Hemispherical pan or dish-shaped trace fossils from the Cenozoic of the Central Patagonia are attributed to the burrowing action of cicadas. A new ichnotaxon, Feoichnus challa igen. et isp. nov. is characterized by its hemispherical shape, mostly subvertical orientation, smoothed internal lining showing knobbly surface texture, and rough and irregular external surface devoid of ornamentation. The wall is composed of a lining plus a layer of soil material consolidated passively by cicada excretions. In other specimens the wall shows a repetition of linings and soil layers reflecting changes in the position of the chambers. Grooves, which represent traces of roots originally related to the feeding activities of cicada nymphs, are located in the wall of many specimens of F. challa. These grooves are subvertical to subhorizontal and show smooth surfaces with longitudinal striations.
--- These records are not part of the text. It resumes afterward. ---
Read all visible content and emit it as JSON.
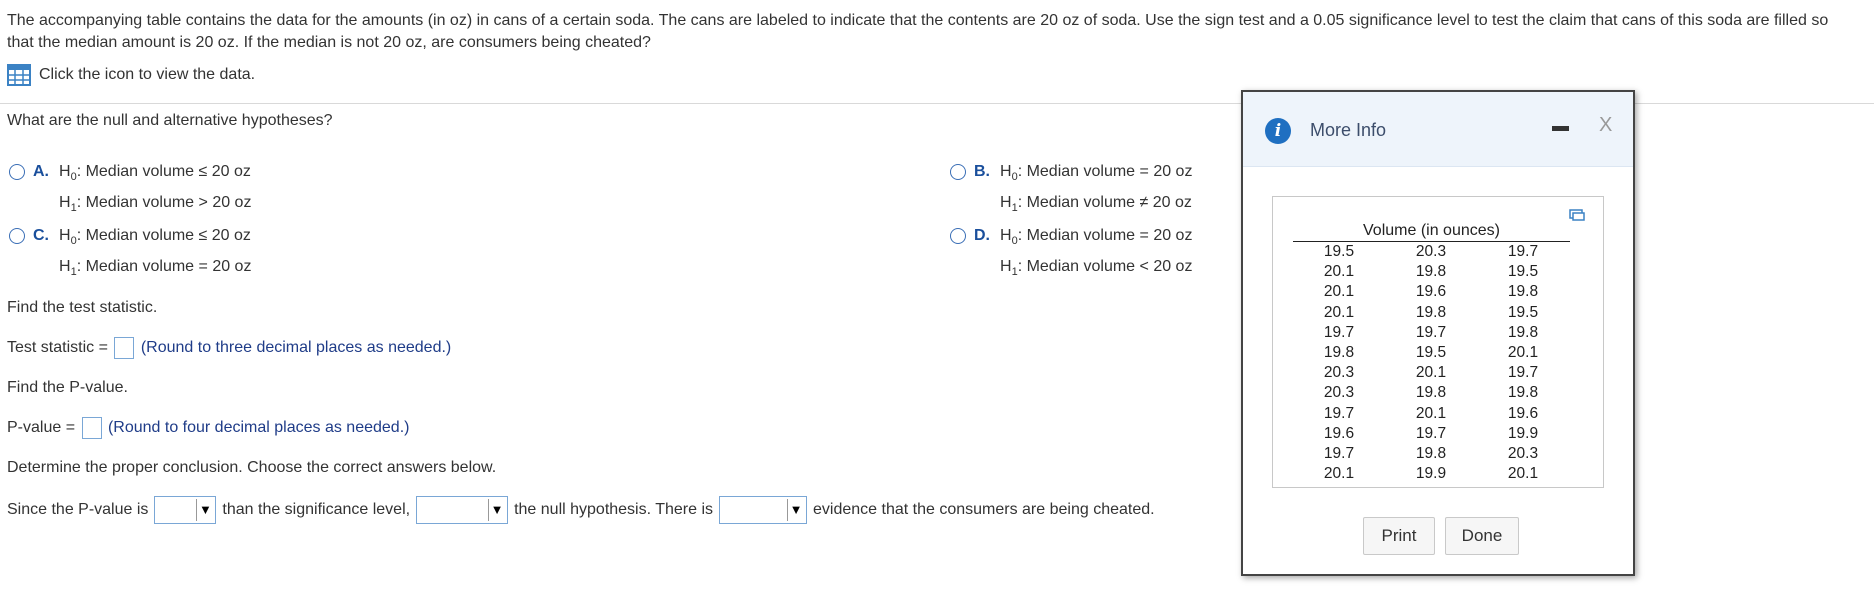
{
  "intro": {
    "line1": "The accompanying table contains the data for the amounts (in oz) in cans of a certain soda. The cans are labeled to indicate that the contents are 20 oz of soda. Use the sign test and a 0.05 significance level to test the claim that cans of this soda are filled so",
    "line2": "that the median amount is 20 oz. If the median is not 20 oz, are consumers being cheated?"
  },
  "view_data": {
    "label": "Click the icon to view the data.",
    "icon": "table-grid-icon"
  },
  "hypotheses": {
    "question": "What are the null and alternative hypotheses?",
    "options": [
      {
        "letter": "A.",
        "h0": "Median volume ≤ 20 oz",
        "h1": "Median volume > 20 oz"
      },
      {
        "letter": "B.",
        "h0": "Median volume = 20 oz",
        "h1": "Median volume ≠ 20 oz"
      },
      {
        "letter": "C.",
        "h0": "Median volume ≤ 20 oz",
        "h1": "Median volume = 20 oz"
      },
      {
        "letter": "D.",
        "h0": "Median volume = 20 oz",
        "h1": "Median volume < 20 oz"
      }
    ],
    "h0_prefix": "H",
    "h0_sub": "0",
    "h1_prefix": "H",
    "h1_sub": "1"
  },
  "test_stat": {
    "heading": "Find the test statistic.",
    "label": "Test statistic =",
    "hint": "(Round to three decimal places as needed.)"
  },
  "pvalue": {
    "heading": "Find the P-value.",
    "label": "P-value =",
    "hint": "(Round to four decimal places as needed.)"
  },
  "conclusion": {
    "heading": "Determine the proper conclusion. Choose the correct answers below.",
    "part1": "Since the P-value is",
    "part2": "than the significance level,",
    "part3": "the null hypothesis. There is",
    "part4": "evidence that the consumers are being cheated.",
    "dropdown_arrow": "▼"
  },
  "popup": {
    "title": "More Info",
    "close": "X",
    "table_header": "Volume (in ounces)",
    "rows": [
      [
        "19.5",
        "20.3",
        "19.7"
      ],
      [
        "20.1",
        "19.8",
        "19.5"
      ],
      [
        "20.1",
        "19.6",
        "19.8"
      ],
      [
        "20.1",
        "19.8",
        "19.5"
      ],
      [
        "19.7",
        "19.7",
        "19.8"
      ],
      [
        "19.8",
        "19.5",
        "20.1"
      ],
      [
        "20.3",
        "20.1",
        "19.7"
      ],
      [
        "20.3",
        "19.8",
        "19.8"
      ],
      [
        "19.7",
        "20.1",
        "19.6"
      ],
      [
        "19.6",
        "19.7",
        "19.9"
      ],
      [
        "19.7",
        "19.8",
        "20.3"
      ],
      [
        "20.1",
        "19.9",
        "20.1"
      ]
    ],
    "print_label": "Print",
    "done_label": "Done"
  },
  "colors": {
    "accent": "#1f6fc1",
    "option_letter": "#1a4f9c",
    "hint": "#1f3c88"
  }
}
The cicadan origin of these traces is supported by comparison of the fossils to modern cicada nymph chambers and by laboratory experiments. The most significant characters that emerged from the comparison are the differential preservation of the basal part of the chambers, the interior lining with similar surface texture, and the presence of root traces in the wall and in the interior of the chamber. Additional records of F. challa from the Cretaceous-Pliocene of the USA, the Oligocene of Ethiopia, and the Miocene of the United Arab Emirates and Kenya complete the current information yielded by the known body fossil record to help understand the evolutionary history of cicadas.